University of Florida Health researchers have secured a five-year, $19 million grant to develop a novel treatment for stimulant use disorder. The oral therapy drug could become the first medication available to treat stimulant use disorders that include cocaine, methamphetamine and prescription stimulants.
The National Institutes of Health and the National Institute on Drug Abuse awarded the grant to advance the molecule SBS-518 into a human clinical trials through their Helping to End Addiction Long-term, or HEAL, program. The compound was developed in the lab of Chris McCurdy, Ph.D., a professor of medicinal chemistry and the Frank A. Duckworth Eminent Scholar Chair in the UF College of Pharmacy.
Preliminary studies have shown SBS-518 to be among the first compounds to successfully target sigma proteins and the dopamine transporter — key components of the brain that regulate how stimulants affect the body. In animal studies, the compound blocks stimulant-induced rise in dopamine in the brain as well as the surge in dopamine that occurs with self-administration of cocaine and methamphetamine.
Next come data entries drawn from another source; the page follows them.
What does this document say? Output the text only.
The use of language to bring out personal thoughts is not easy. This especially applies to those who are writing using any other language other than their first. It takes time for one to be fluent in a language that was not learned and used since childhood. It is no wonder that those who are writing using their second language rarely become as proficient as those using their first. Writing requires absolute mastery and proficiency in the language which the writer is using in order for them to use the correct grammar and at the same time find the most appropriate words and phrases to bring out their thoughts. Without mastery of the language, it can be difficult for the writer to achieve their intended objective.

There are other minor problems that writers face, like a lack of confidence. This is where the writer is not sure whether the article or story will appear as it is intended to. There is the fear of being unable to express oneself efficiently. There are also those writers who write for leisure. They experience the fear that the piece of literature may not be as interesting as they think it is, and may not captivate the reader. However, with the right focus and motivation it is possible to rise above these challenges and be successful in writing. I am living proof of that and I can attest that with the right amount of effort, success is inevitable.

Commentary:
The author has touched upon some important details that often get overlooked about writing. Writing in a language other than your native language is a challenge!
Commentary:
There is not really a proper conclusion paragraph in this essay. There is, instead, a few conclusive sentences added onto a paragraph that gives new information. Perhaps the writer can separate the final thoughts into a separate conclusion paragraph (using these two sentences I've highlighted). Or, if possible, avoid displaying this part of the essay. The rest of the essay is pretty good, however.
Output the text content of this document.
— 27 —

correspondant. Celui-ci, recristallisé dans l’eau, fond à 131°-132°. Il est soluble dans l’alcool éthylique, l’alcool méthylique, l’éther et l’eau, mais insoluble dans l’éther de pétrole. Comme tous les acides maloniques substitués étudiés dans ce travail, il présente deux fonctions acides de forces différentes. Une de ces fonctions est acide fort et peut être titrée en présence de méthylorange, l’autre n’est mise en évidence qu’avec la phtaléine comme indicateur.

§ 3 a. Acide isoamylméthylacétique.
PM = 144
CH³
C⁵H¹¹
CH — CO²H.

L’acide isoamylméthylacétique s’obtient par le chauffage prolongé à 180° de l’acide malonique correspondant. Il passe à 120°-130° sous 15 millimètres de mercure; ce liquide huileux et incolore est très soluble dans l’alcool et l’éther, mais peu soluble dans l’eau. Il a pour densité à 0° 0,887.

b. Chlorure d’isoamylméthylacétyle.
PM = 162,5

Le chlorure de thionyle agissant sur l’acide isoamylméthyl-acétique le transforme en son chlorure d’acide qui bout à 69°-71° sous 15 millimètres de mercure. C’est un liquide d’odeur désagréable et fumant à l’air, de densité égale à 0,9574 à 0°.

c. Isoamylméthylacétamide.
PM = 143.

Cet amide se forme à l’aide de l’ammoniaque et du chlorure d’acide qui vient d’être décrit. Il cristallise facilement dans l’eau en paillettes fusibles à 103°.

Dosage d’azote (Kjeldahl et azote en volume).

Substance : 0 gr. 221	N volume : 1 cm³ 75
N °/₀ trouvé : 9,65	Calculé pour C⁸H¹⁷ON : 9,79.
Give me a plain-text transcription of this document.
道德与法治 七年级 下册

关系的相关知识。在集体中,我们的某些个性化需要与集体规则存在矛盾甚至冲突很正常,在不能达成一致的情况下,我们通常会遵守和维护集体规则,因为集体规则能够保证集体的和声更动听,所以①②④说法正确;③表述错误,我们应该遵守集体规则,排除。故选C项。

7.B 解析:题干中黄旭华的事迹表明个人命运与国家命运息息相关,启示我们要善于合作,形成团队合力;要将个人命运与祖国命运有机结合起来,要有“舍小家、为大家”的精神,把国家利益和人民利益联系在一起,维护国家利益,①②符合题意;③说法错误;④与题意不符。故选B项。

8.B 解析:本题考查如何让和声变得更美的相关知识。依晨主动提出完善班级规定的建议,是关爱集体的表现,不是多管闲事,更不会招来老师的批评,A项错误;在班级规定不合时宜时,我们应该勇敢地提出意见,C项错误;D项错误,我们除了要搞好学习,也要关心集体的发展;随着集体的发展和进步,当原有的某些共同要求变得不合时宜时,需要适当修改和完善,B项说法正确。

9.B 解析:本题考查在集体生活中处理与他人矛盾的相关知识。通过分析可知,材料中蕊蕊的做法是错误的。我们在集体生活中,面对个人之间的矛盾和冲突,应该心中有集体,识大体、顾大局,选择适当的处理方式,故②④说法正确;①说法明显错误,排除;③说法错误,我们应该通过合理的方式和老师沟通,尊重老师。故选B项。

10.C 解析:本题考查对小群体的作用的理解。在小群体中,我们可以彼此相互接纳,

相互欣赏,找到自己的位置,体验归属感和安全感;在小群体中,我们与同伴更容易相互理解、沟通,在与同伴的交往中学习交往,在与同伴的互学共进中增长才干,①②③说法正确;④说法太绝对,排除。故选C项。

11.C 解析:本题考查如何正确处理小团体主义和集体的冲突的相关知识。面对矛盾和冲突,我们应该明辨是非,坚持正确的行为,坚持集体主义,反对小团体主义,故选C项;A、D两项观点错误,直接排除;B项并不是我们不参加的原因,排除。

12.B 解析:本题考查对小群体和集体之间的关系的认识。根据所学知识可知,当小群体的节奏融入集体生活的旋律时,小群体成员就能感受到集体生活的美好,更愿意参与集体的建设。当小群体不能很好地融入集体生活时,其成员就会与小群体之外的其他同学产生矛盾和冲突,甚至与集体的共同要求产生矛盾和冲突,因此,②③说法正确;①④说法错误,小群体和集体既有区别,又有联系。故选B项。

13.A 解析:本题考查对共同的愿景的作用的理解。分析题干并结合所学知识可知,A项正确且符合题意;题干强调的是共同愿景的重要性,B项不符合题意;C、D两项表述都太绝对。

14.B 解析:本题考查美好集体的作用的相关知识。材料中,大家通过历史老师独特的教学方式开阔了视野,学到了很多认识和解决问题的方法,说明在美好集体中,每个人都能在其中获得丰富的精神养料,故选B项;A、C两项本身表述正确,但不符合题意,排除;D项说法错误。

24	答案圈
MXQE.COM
The dopamine transporter has long been an elusive target for researchers looking for new ways to treat substance abuse. McCurdy said national funding agencies made significant investments to identify new molecules that would block cocaine and other stimulants from binding to target sites in the body where drugs take effect, but these efforts were largely ineffective and failed to produce any FDA-approved treatments. The emergence of SBS-518 provides strong early evidence that an effective medication is possible.
“There is no FDA-approved treatment available for stimulant use disorders,” McCurdy said. “It’s an unmet medical need in this country and across the globe. With this grant, we are taking the first step in developing an eventual arsenal of drugs that could reduce stimulant use disorders.”
The annual National Survey on Drug Use and Health found that in 2021, some 4.5 million Americans 12 and older had a stimulant use disorder of cocaine, methamphetamine or prescription stimulants.
In the first two years of the study, McCurdy’s lab will work to convert the compound into a clinical oral drug candidate. The final three years will involve toxicity studies and preparing the drug for a clinical trial. McCurdy directs UF’s Translational Drug Development Core, which is located in the Clinical and Translational Science Institute. The core will work to take the compound from the lab to clinical studies.
“It’s promising research because we are examining a new set of molecular targets that have not been explored before in detail,” McCurdy said. “If we can develop an oral therapy that blocks the effects of stimulants like cocaine and methamphetamine, then we have a real opportunity to improve the quality of life for those seeking treatment for these use disorders.”
Sparian Biosciences, a clinical-stage biopharmaceutical company based in New York, will assist as an industry partner for the research. UF College of Pharmacy researchers Jay McLaughlin, Ph.D., a professor of pharmacodynamics; Brandon Warren, Ph.D., M.S., an assistant professor of pharmacodynamics; and Abhisheak Sharma, Ph.D., M.Pharm., an assistant professor of pharmaceutics, are co-investigators of the study.